In 2016, protesters gathered outside the U.S. Consulate in Cape Town after two Black Americans, Alton Sterling and Philando Castile, were killed by police. But like many American activists and writers, this moment feels different for Makura.
While police brutality in the U.S. sparked action, people around the world feel like they’re part of a global movement — not a solely American one, she says. In South Africa, young people are having “stronger” conversations about racism, she says.
“I think Black people here seem to have more agency. Black Lives Matter has empowered them to ask tougher questions because there’s a movement behind them,” she says. “It’s giving people the idea that they have agency to equally create movements like this.”

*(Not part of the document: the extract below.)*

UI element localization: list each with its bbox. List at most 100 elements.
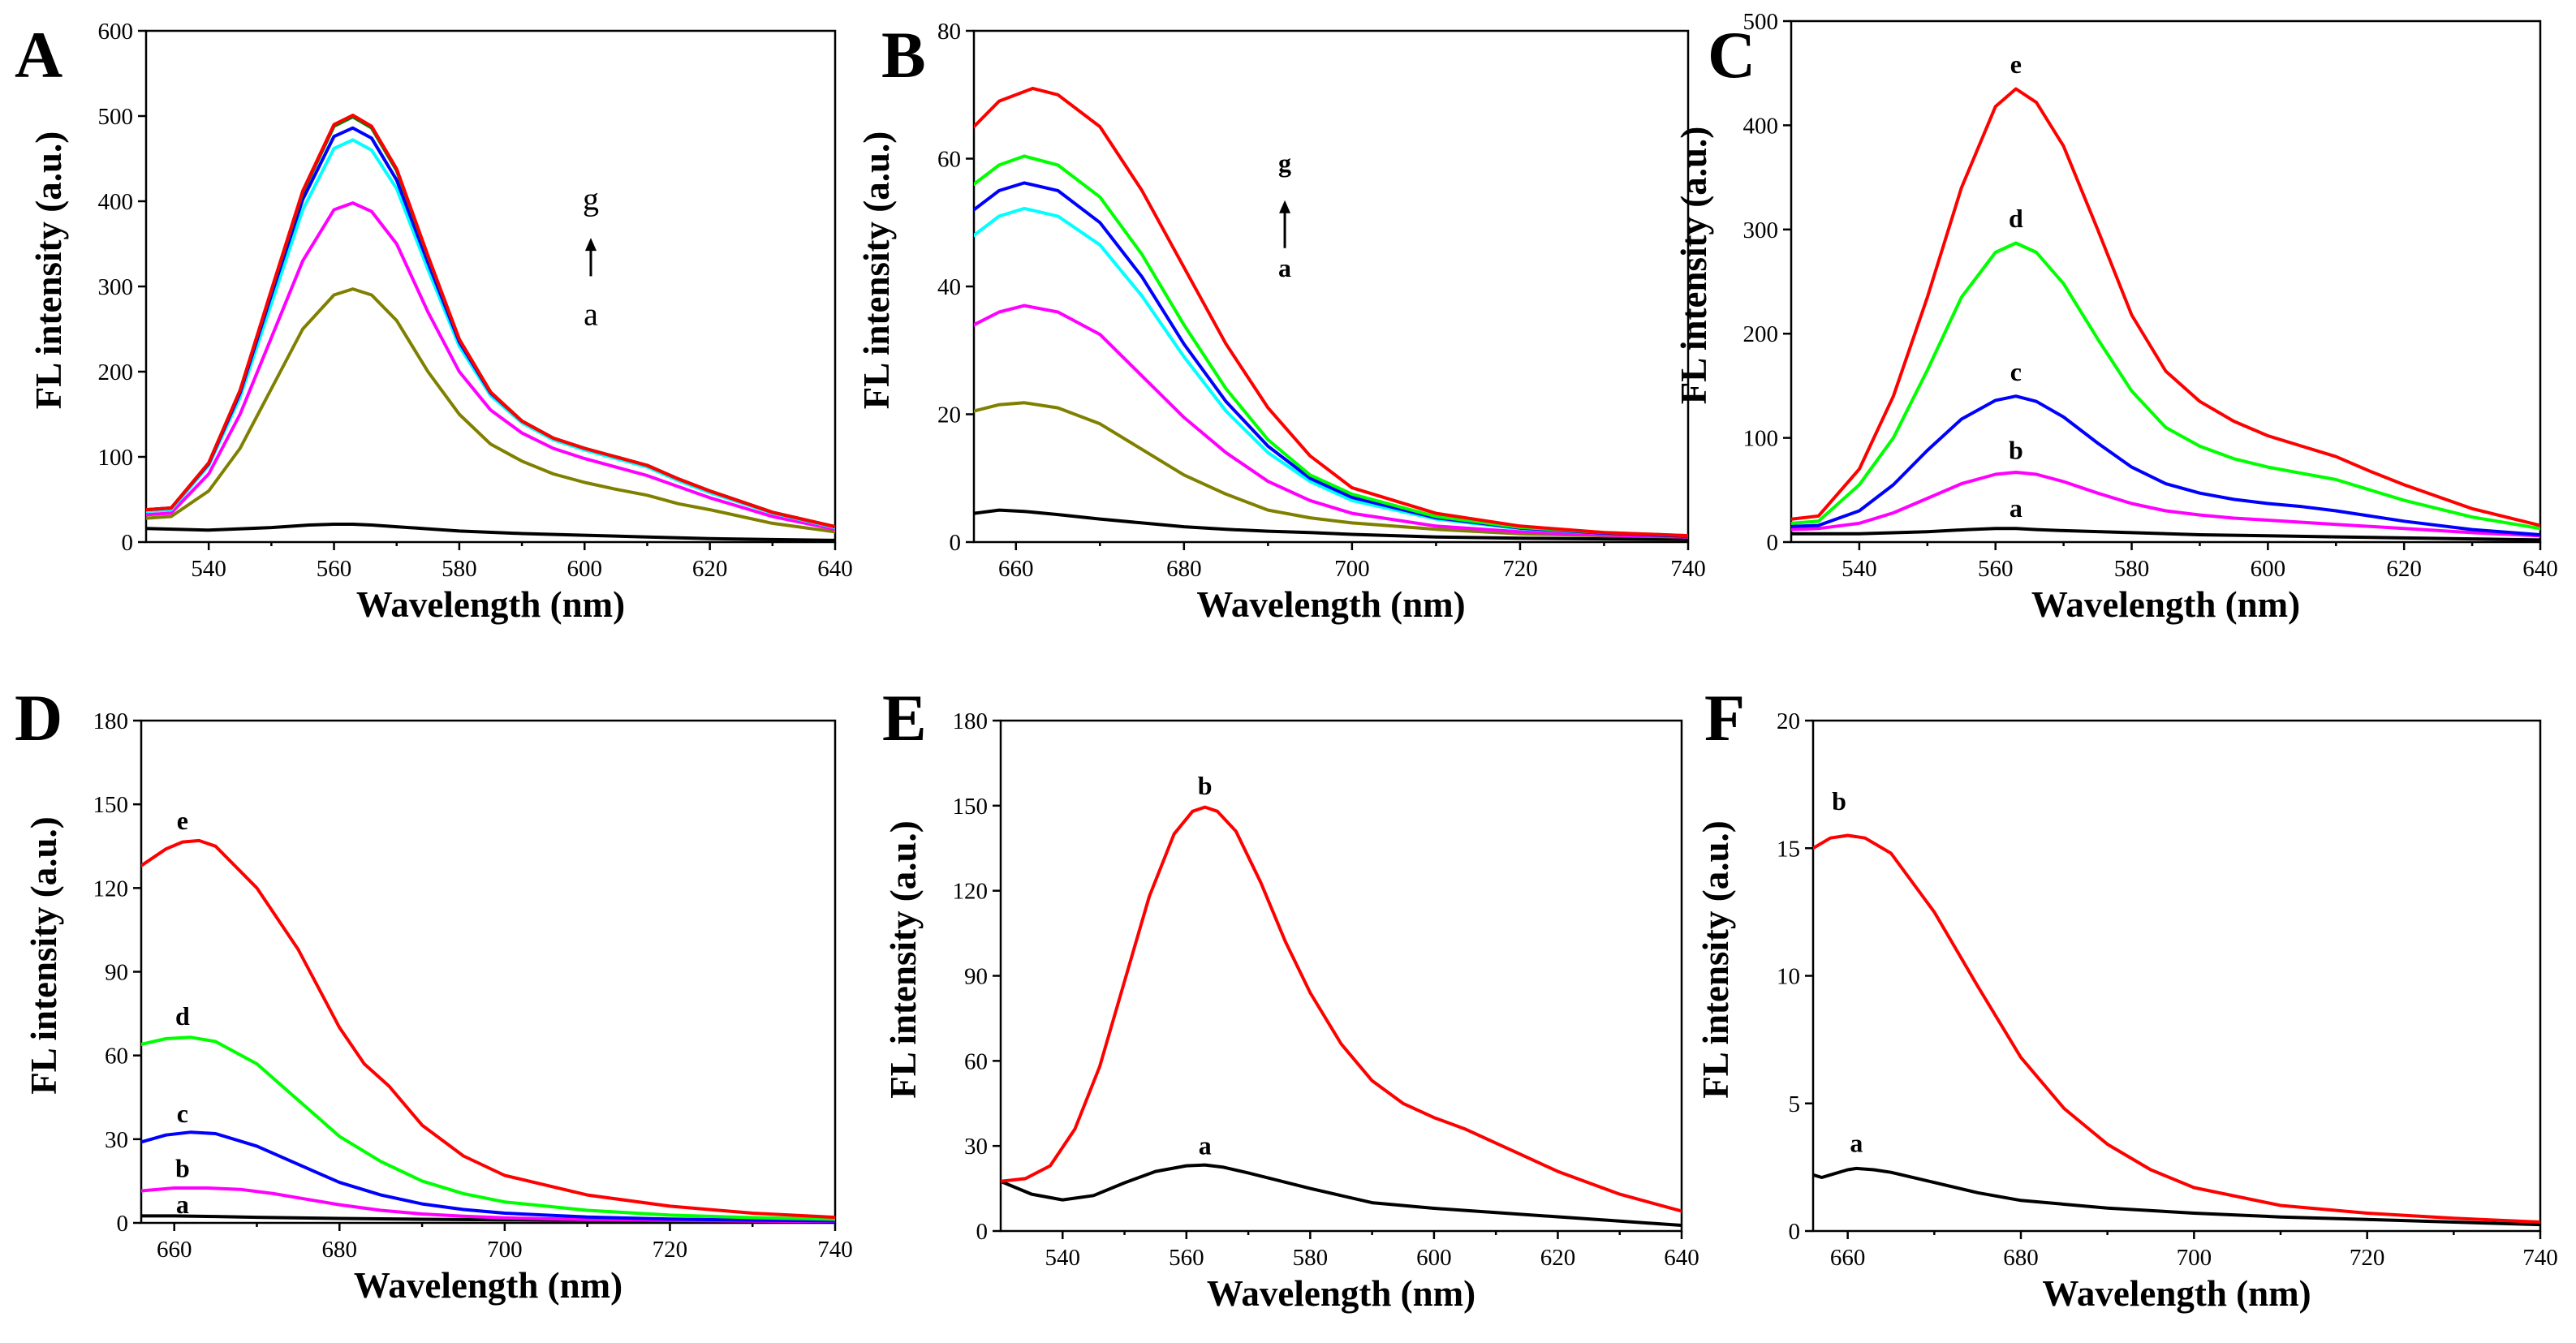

The head of the African Union swiftly condemned Floyd’s death and called for the U.S. to intensify its efforts to ensure the total elimination of racial discrimination. Makura calls this statement ironic.
The African Union, which represents 55 countries member states on the continent, doesn’t make similar statements when injustice happens there, she says. Since the AU commented on the death of Floyd, Makura questions why it doesn’t issue statements when someone in Africa dies because of their ethnicity or gender.
The killing of two students, Uwaila Vera Omozuwa and Barakat Bello, sparked recent protests in Nigeria against gender-based violence in the country. In South Africa, the hashtag #JusticeForTshego was trending this week following the murder of a pregnant woman, Tshegofatso Pule.
“Right on our doorstep, there are so many examples of injustice,” Makura says. “How come white on black injustice somehow is more elevated and the AU sees that they should respond to it, but they don’t when the equivalent happens in Africa?”